6. Обыкновенная формула principium exclusi teitii понимает положение, что из двух противоречащих друг другу суждений одно необходимо должно быть истинным, следующим образом: «всякому мыслимому субъекту А
должен принадлежать один из двух противоречиво противоположных предикатов (А есть или В, или non-В)». Она переносит, следовательно, отрицание на предикаты и получает, таким образом, строго говоря, два утвердительных суждения, между которыми не может быть никакого третьего. После того как вольфовская логика совершила этот переход, Кант использовал его для своих целей: он показывает, как основоположение, что всякой вещи из всех возможных предикатов, поскольку они сравниваются со своими противоположностями, должен принадлежать один, – как основоположение это выходит за пределы просто логического и в качестве принципа обыкновенного определения предполагает совокупность всех предикатов как целокупную возможность. Не кроется ли в этом переходе quaternio terminorum, в этом «все», поскольку один раз оно применяется по отношению к совершенно неопределенной всеобщности, в другой раз – по отношению к определенному числу, – этого мы можем здесь не исследовать. Во всяком случае, он указывает тот смысл, в каком Кант понимает основоположение, именно что дело идет при этом о том, чтобы известный субъект поставить в отношение ко всем возможным положительным и отрицательным предикатам, дабы посмотреть, при помощи каких предикатов следует его определять. И суждение «А есть или В, или non-В» служит, следовательно, поводом к тому, чтобы для В брать один за другим все мыслимые предикаты. Но это – если даже совсем не касаться правомерности формулы non-В – является совершенно пустым занятием, так как в этом случае мы ведь не приобретаем никакого определения, но всегда остается нерешенным, принадлежит ли субъекту В или non-В, X или non-Х. И если бы даже мы могли решить этот вопрос, то для значительного большинства таких предикатов никакая мыслимая комбинация не давала бы возможности попытаться утверждать предикат и тем вызвать отрицание. Что же касается общих понятий, то по отношению к ним оставалась бы та же самая беда, что с ними совместимо как В, так и non-В. Так что, следовательно, и с этой стороны ценность суждения значительно падает.
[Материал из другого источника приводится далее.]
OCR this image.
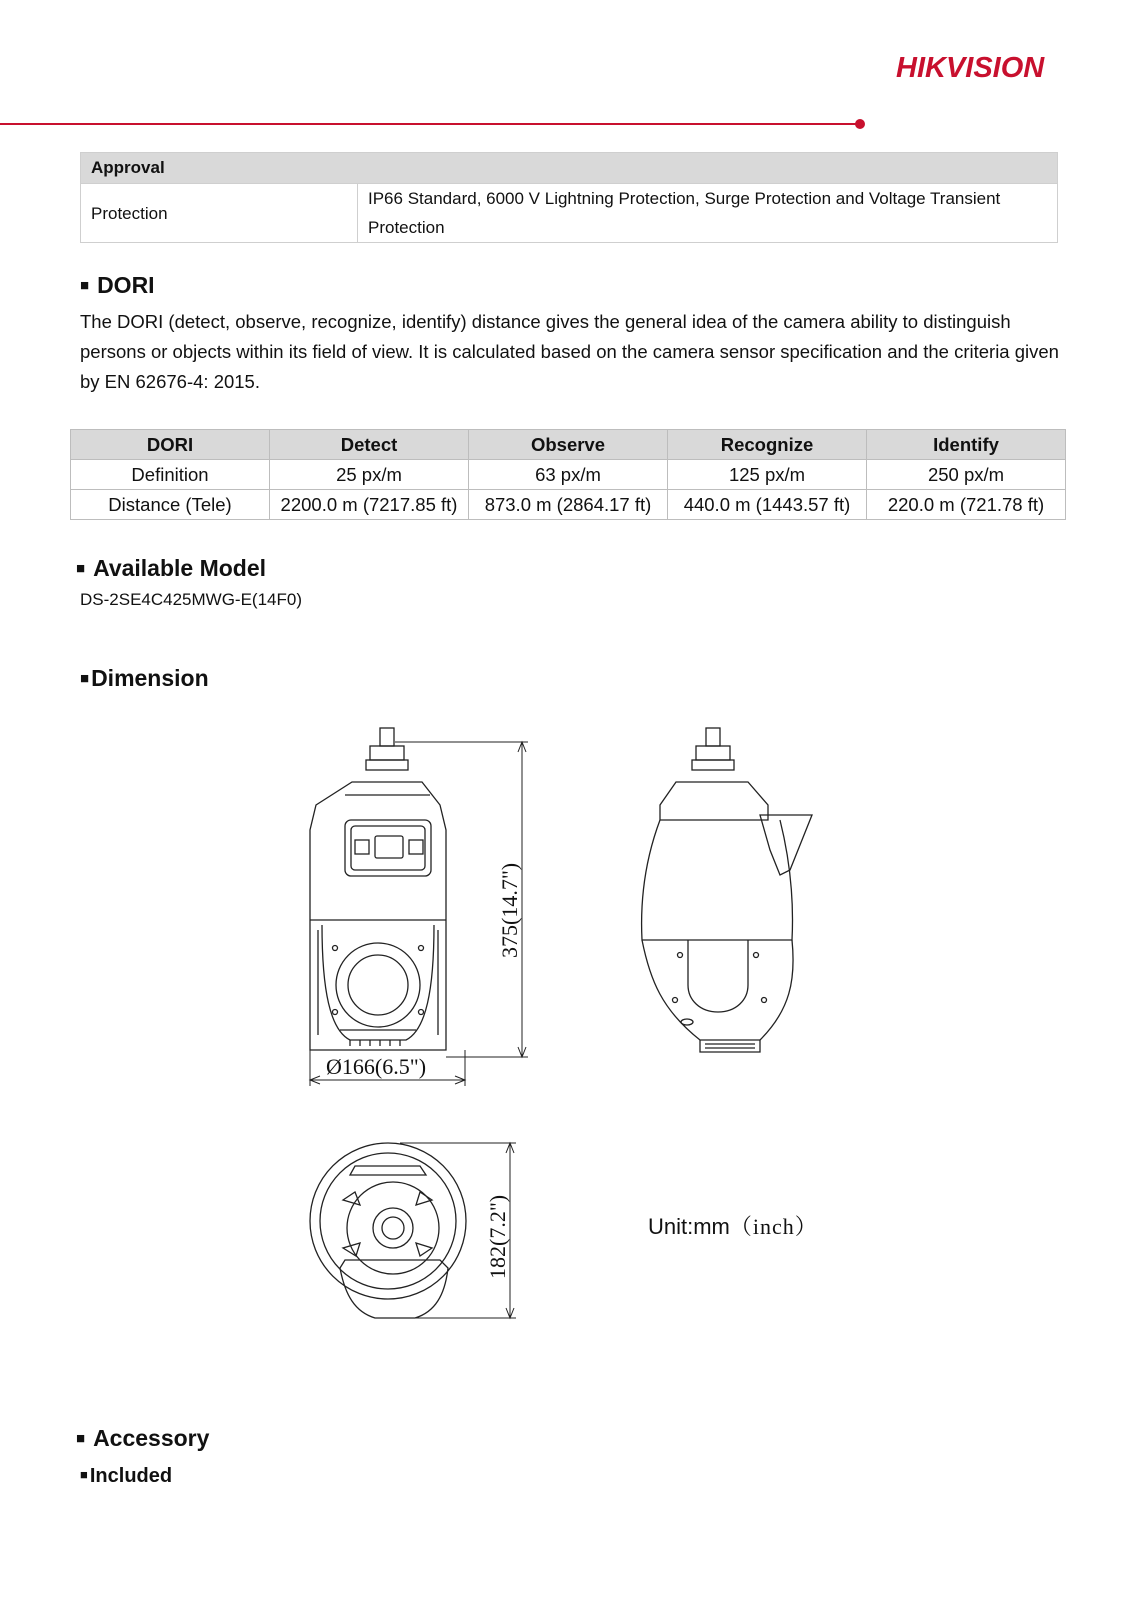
HIKVISION
Approval
Protection	IP66 Standard, 6000 V Lightning Protection, Surge Protection and Voltage Transient Protection
■ DORI
The DORI (detect, observe, recognize, identify) distance gives the general idea of the camera ability to distinguish persons or objects within its field of view. It is calculated based on the camera sensor specification and the criteria given by EN 62676-4: 2015.
DORI	Detect	Observe	Recognize	Identify
Definition	25 px/m	63 px/m	125 px/m	250 px/m
Distance (Tele)	2200.0 m (7217.85 ft)	873.0 m (2864.17 ft)	440.0 m (1443.57 ft)	220.0 m (721.78 ft)
■ Available Model
DS-2SE4C425MWG-E(14F0)
■Dimension
375(14.7")
Ø166(6.5")
182(7.2")	Unit:mm（inch）
■ Accessory
■ Included
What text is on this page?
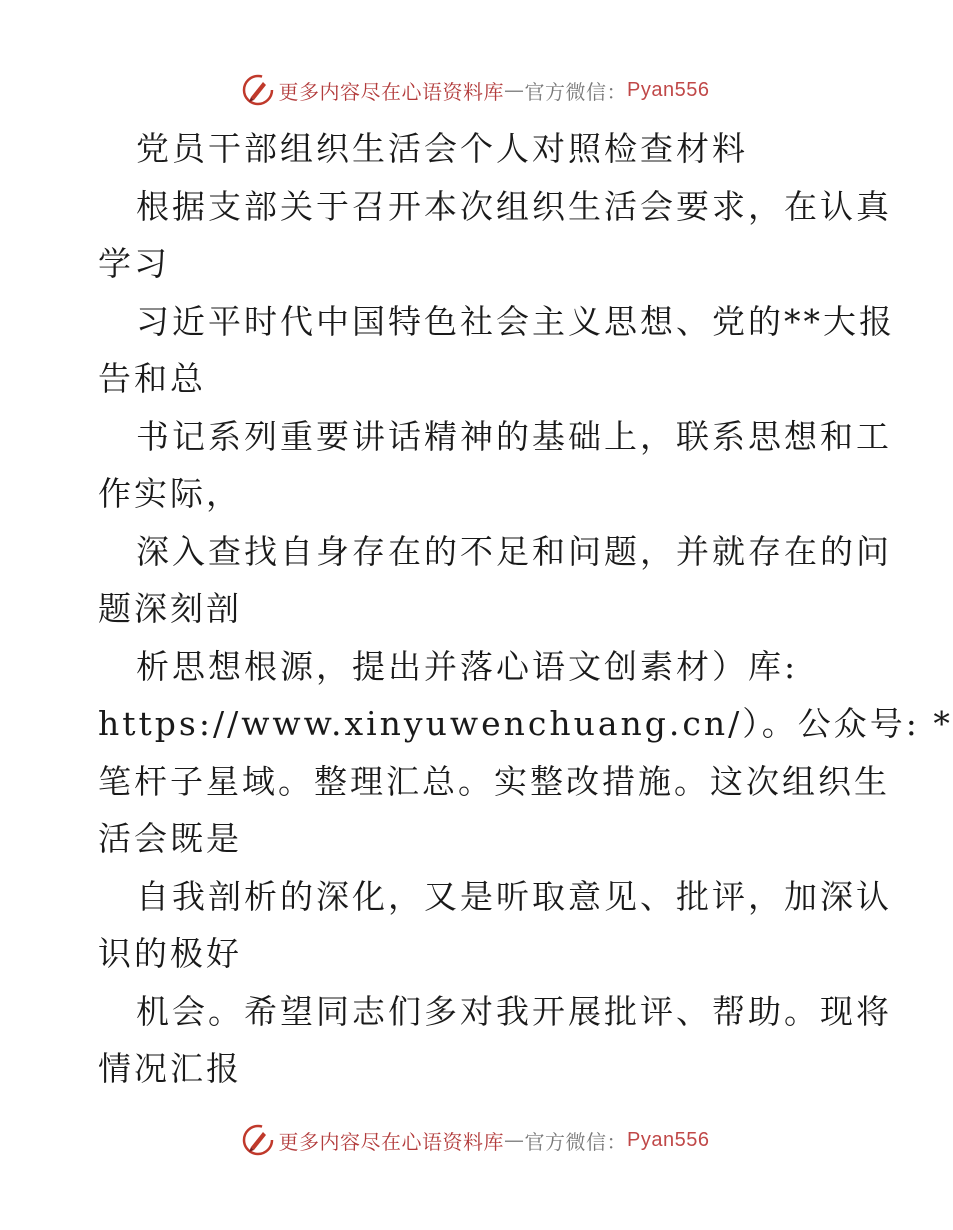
更多内容尽在心语资料库 — 官方微信： Pyan556
党员干部组织生活会个人对照检查材料
根据支部关于召开本次组织生活会要求，在认真
学习
习近平时代中国特色社会主义思想、党的**大报
告和总
书记系列重要讲话精神的基础上，联系思想和工
作实际，
深入查找自身存在的不足和问题，并就存在的问
题深刻剖
析思想根源，提出并落心语文创素材）库:
https://www.xinyuwenchuang.cn/）。公众号: *
笔杆子星域。整理汇总。实整改措施。这次组织生
活会既是
自我剖析的深化，又是听取意见、批评，加深认
识的极好
机会。希望同志们多对我开展批评、帮助。现将
情况汇报
更多内容尽在心语资料库 — 官方微信： Pyan556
7. В действительности закон исключенного третьего обязан значением, каким он пользуется, скорее тому, что он представляет собой более специальный случай, несомненно, очень важного и богатого последствиями отношения, именно разделительного
отношения. Сама природа наших представлений приводит к тому, что весьма часто выбор между различными утверждениями относительного того же самого субъекта мы можем ограничить немногими, часто всего лишь двумя. Так что на основании нашего знания и на основании определенного содержания наших субъектов и предикатов мы можем установить два положительных утверждения, о которых мы знаем, что они постольку относятся друг к другу как противоречиво противоположные суждения, поскольку они не могут быть оба вместе истинными, но не могут быть также оба и ложными. И в этом случае путем отрицания каждого члена мы получаем определенное, однозначное утверждение. Закон исключенного третьего легко пробуждает ту видимость, что очень просто и безо всяких усилий можно будто бы придти к таким плодотворным разделениям. Стоит только высказать, что всякое суждение истинно или ложно, – и мы всегда будем иметь неоспоримую истину и надежную основу для строго исследования. Однако в этом случае простое отрицание незаметно подменивается противоположностью предикатов и отрицательное утверждение, по-видимому, говорит больше, нежели оно говорит на самом деле, так как мы понимаем его в применении к тому, на чем оно, конечно, как правило, покоится, в применении к истинности суждения с противоположным предикатом. Если бы мы могли пронестись через все трудные вопросы, на скорую руку начиная их так: или оно есть так-то или так-то – что было бы настоящим trancher la question, как это называют французы, – или он душевно здоров, или душевно болен, число или четное, или нечетное – тогда, конечно, закон исключенного третьего был бы неодолимым оружием. Но как таковой он всегда в состоянии противопоставить утверждению отрицание в его наиболее бедной, ничего не выражающей роли. И как ни ценно для смысла самого отрицания уразумение того, что нет ничего среднего между утверждением и отрицанием, однако положение это не заслуживает звания особого принципа.